The report further added that MNC stocks have outperformed local peers for the first time in over a decade and have also significantly outperformed the Nifty over the last 18 months.
Data analysed from ACE Equity shows that shares of Astrazeneca Pharma India have zoomed 127 per cent since January 2018. Abbott India comes second on the list with a gain of 118 per cent, followed by Pfizer (up 94 per cent). Sanofi India and Glaxosmithkline Pharmaceuticals have gained 39 per cent and 29 per cent, respectively during the same period. In comparison, the benchmark Nifty50 index has gained around 13 per cent while Nifty Pharma index has lost over 21 per cent.
Meanwhile, domestic firms’ stocks such as Glenmark Pharmaceuticals, Cadila Healthcare, Aurobindo Pharma, Piramal Enterprises, and Sun Pharma have slipped in the range of 28-52 per cent. The only outlier has been Divi's Laboratories, which has surged 51 per cent during the window.
Here are three reasons why CLSA thinks MNCs have an upper hand going ahead
1) Focus on power brands and new launches to drive growth
CLSA notes that MNC power brands are prevalent in underpenetrated therapies such as diabetes, thyroid diseases, and cancer and they have the potential to generate a multiplier effect over the next few years. These brands have disproportionate market share despite high competition.
According to IQVIA, the Indian Pharma Market (IPM) is valued at US$20bn and CLSA expects it to reach US$50bn by FY30, due to increase in chronic ailments like cardiac, diabetes, and cancer. Branded generics account for 92 per cent of the market. "India’s growth and improving IPR laws makes it attractive for parent companies to launch patented products in India. Thus, new launches in areas like diabetes, cancer, and vaccines should continue to boost growth for MNCs," the report said.
2) Limited impact of disruptions
Affordable healthcare has been one of the priorities of the Narendra Modi-led government which has resulted in a broadening range of products falling under price controls, as well as the threat of substitution from Jan Aushadhi, a government initiative to promote quality generic-generic drugs at affordable prices. Amid this scenario, MNCs are better placed to thwart competition, thanks to significant brand recall and patented product portfolio.
3) Nature of business
Strong balance sheets, superior return ratios, and a predictable earnings profile lend defensive characteristics to MNC stocks, the global brokerage says. Defensive stocks are non-cyclical stocks; whose businesses are relatively immune from changes in economic conditions.

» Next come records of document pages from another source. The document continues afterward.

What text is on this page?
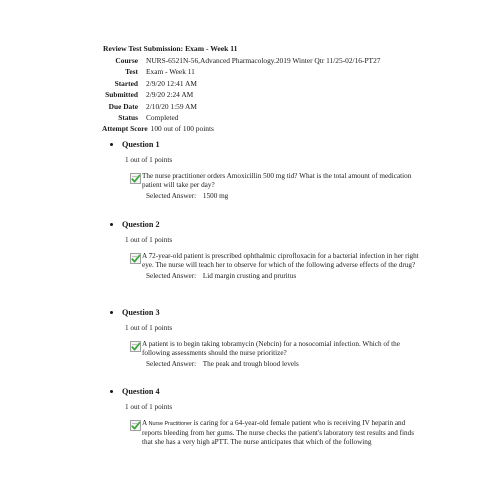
Review Test Submission: Exam - Week 11
Course	NURS-6521N-56,Advanced Pharmacology.2019 Winter Qtr 11/25-02/16-PT27
Test	Exam - Week 11
Started	2/9/20 12:41 AM
Submitted	2/9/20 2:24 AM
Due Date	2/10/20 1:59 AM
Status	Completed
Attempt Score 100 out of 100 points
Question 1
1 out of 1 points
The nurse practitioner orders Amoxicillin 500 mg tid? What is the total amount of medication patient will take per day?
Selected Answer: 1500 mg
Question 2
1 out of 1 points
A 72-year-old patient is prescribed ophthalmic ciprofloxacin for a bacterial infection in her right eye. The nurse will teach her to observe for which of the following adverse effects of the drug?
Selected Answer: Lid margin crusting and pruritus
Question 3
1 out of 1 points
A patient is to begin taking tobramycin (Nebcin) for a nosocomial infection. Which of the following assessments should the nurse prioritize?
Selected Answer: The peak and trough blood levels
Question 4
1 out of 1 points
A Nurse Practitioner is caring for a 64-year-old female patient who is receiving IV heparin and reports bleeding from her gums. The nurse checks the patient's laboratory test results and finds that she has a very high aPTT. The nurse anticipates that which of the following
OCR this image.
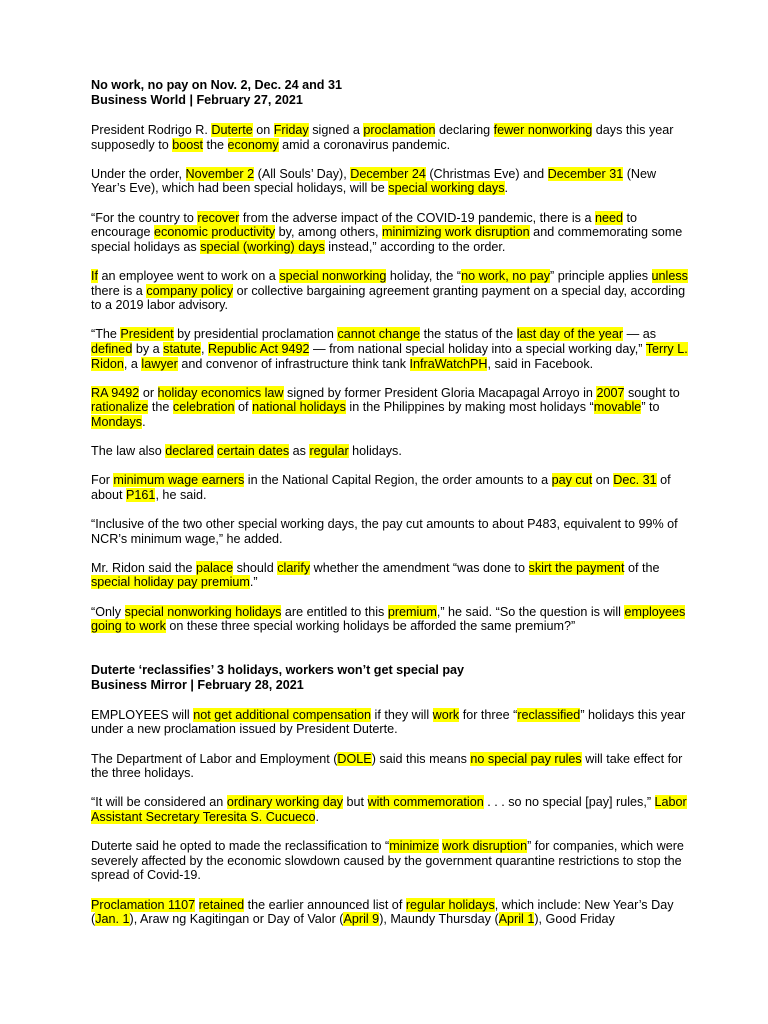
No work, no pay on Nov. 2, Dec. 24 and 31

Business World | February 27, 2021

President Rodrigo R. Duterte on Friday signed a proclamation declaring fewer nonworking days this year supposedly to boost the economy amid a coronavirus pandemic.

Under the order, November 2 (All Souls’ Day), December 24 (Christmas Eve) and December 31 (New Year’s Eve), which had been special holidays, will be special working days.

“For the country to recover from the adverse impact of the COVID-19 pandemic, there is a need to encourage economic productivity by, among others, minimizing work disruption and commemorating some special holidays as special (working) days instead,” according to the order.

If an employee went to work on a special nonworking holiday, the “no work, no pay” principle applies unless there is a company policy or collective bargaining agreement granting payment on a special day, according to a 2019 labor advisory.

“The President by presidential proclamation cannot change the status of the last day of the year — as defined by a statute, Republic Act 9492 — from national special holiday into a special working day,” Terry L. Ridon, a lawyer and convenor of infrastructure think tank InfraWatchPH, said in Facebook.

RA 9492 or holiday economics law signed by former President Gloria Macapagal Arroyo in 2007 sought to rationalize the celebration of national holidays in the Philippines by making most holidays “movable” to Mondays.

The law also declared certain dates as regular holidays.

For minimum wage earners in the National Capital Region, the order amounts to a pay cut on Dec. 31 of about P161, he said.

“Inclusive of the two other special working days, the pay cut amounts to about P483, equivalent to 99% of NCR’s minimum wage,” he added.

Mr. Ridon said the palace should clarify whether the amendment “was done to skirt the payment of the special holiday pay premium.”

“Only special nonworking holidays are entitled to this premium,” he said. “So the question is will employees going to work on these three special working holidays be afforded the same premium?”

Duterte ‘reclassifies’ 3 holidays, workers won’t get special pay

Business Mirror | February 28, 2021

EMPLOYEES will not get additional compensation if they will work for three “reclassified” holidays this year under a new proclamation issued by President Duterte.

The Department of Labor and Employment (DOLE) said this means no special pay rules will take effect for the three holidays.

“It will be considered an ordinary working day but with commemoration . . . so no special [pay] rules,” Labor Assistant Secretary Teresita S. Cucueco.

Duterte said he opted to made the reclassification to “minimize work disruption” for companies, which were severely affected by the economic slowdown caused by the government quarantine restrictions to stop the spread of Covid-19.

Proclamation 1107 retained the earlier announced list of regular holidays, which include: New Year’s Day (Jan. 1), Araw ng Kagitingan or Day of Valor (April 9), Maundy Thursday (April 1), Good Friday
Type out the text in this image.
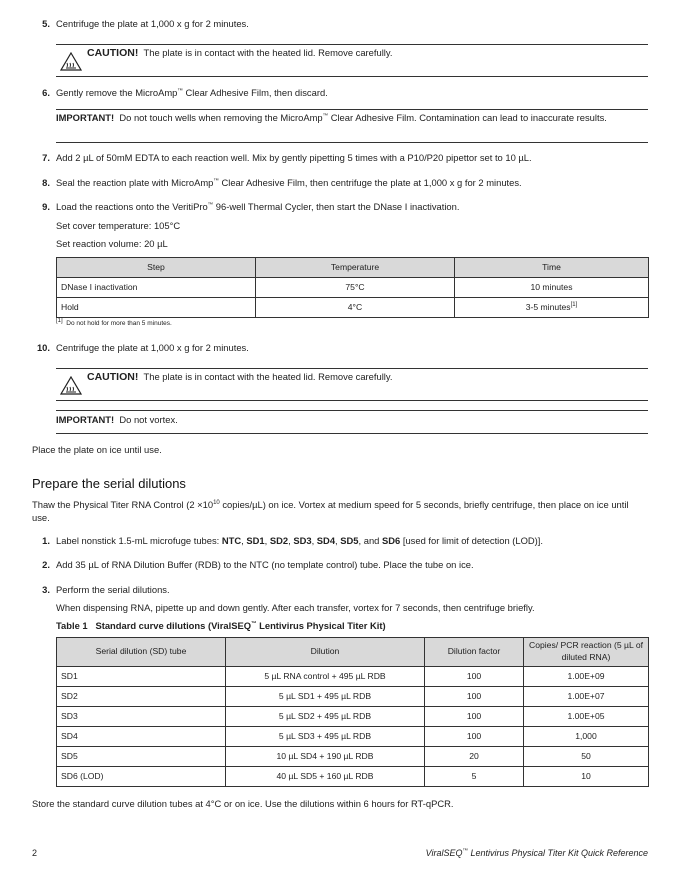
5. Centrifuge the plate at 1,000 x g for 2 minutes.
CAUTION! The plate is in contact with the heated lid. Remove carefully.
6. Gently remove the MicroAmp™ Clear Adhesive Film, then discard.
IMPORTANT! Do not touch wells when removing the MicroAmp™ Clear Adhesive Film. Contamination can lead to inaccurate results.
7. Add 2 µL of 50mM EDTA to each reaction well. Mix by gently pipetting 5 times with a P10/P20 pipettor set to 10 µL.
8. Seal the reaction plate with MicroAmp™ Clear Adhesive Film, then centrifuge the plate at 1,000 x g for 2 minutes.
9. Load the reactions onto the VeritiPro™ 96-well Thermal Cycler, then start the DNase I inactivation.
Set cover temperature: 105°C
Set reaction volume: 20 µL
Step	Temperature	Time
DNase I inactivation	75°C	10 minutes
Hold	4°C	3-5 minutes[1]
[1] Do not hold for more than 5 minutes.
10. Centrifuge the plate at 1,000 x g for 2 minutes.
CAUTION! The plate is in contact with the heated lid. Remove carefully.
IMPORTANT! Do not vortex.
Place the plate on ice until use.
Prepare the serial dilutions
Thaw the Physical Titer RNA Control ($2 \times 10^{10}$ copies/µL) on ice. Vortex at medium speed for 5 seconds, briefly centrifuge, then place on ice until use.
1. Label nonstick 1.5-mL microfuge tubes: NTC, SD1, SD2, SD3, SD4, SD5, and SD6 [used for limit of detection (LOD)].
2. Add 35 µL of RNA Dilution Buffer (RDB) to the NTC (no template control) tube. Place the tube on ice.
3. Perform the serial dilutions.
When dispensing RNA, pipette up and down gently. After each transfer, vortex for 7 seconds, then centrifuge briefly.
Table 1 Standard curve dilutions (ViralSEQ™ Lentivirus Physical Titer Kit)
Serial dilution (SD) tube	Dilution	Dilution factor	Copies/ PCR reaction (5 µL of diluted RNA)
SD1	5 µL RNA control + 495 µL RDB	100	1.00E+09
SD2	5 µL SD1 + 495 µL RDB	100	1.00E+07
SD3	5 µL SD2 + 495 µL RDB	100	1.00E+05
SD4	5 µL SD3 + 495 µL RDB	100	1,000
SD5	10 µL SD4 + 190 µL RDB	20	50
SD6 (LOD)	40 µL SD5 + 160 µL RDB	5	10
Store the standard curve dilution tubes at 4°C or on ice. Use the dilutions within 6 hours for RT-qPCR.
2	ViralSEQ™ Lentivirus Physical Titer Kit Quick Reference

CLSA has initiated coverage on Abbott India with a "BUY" recommendation and Rs 14,500 target price based on 40x Sep-21CL EPS. This valuation represents a 20 per cent discount to comparable consumer peers, which takes into account the risks of government price controls, lower dividend payouts and lower return on equities (ROEs), it said.
“We believe Abbott India (AIL) is the best play on MNCs in India as it has under penetrated power brands in the chronic space, supportive parent and local strategy to drive growth. Ability to build mega brands has been the key feature of AIL, top ten brands account for 70 per cent of sales with significant market share despite high competitive landscape,” the brokerage said.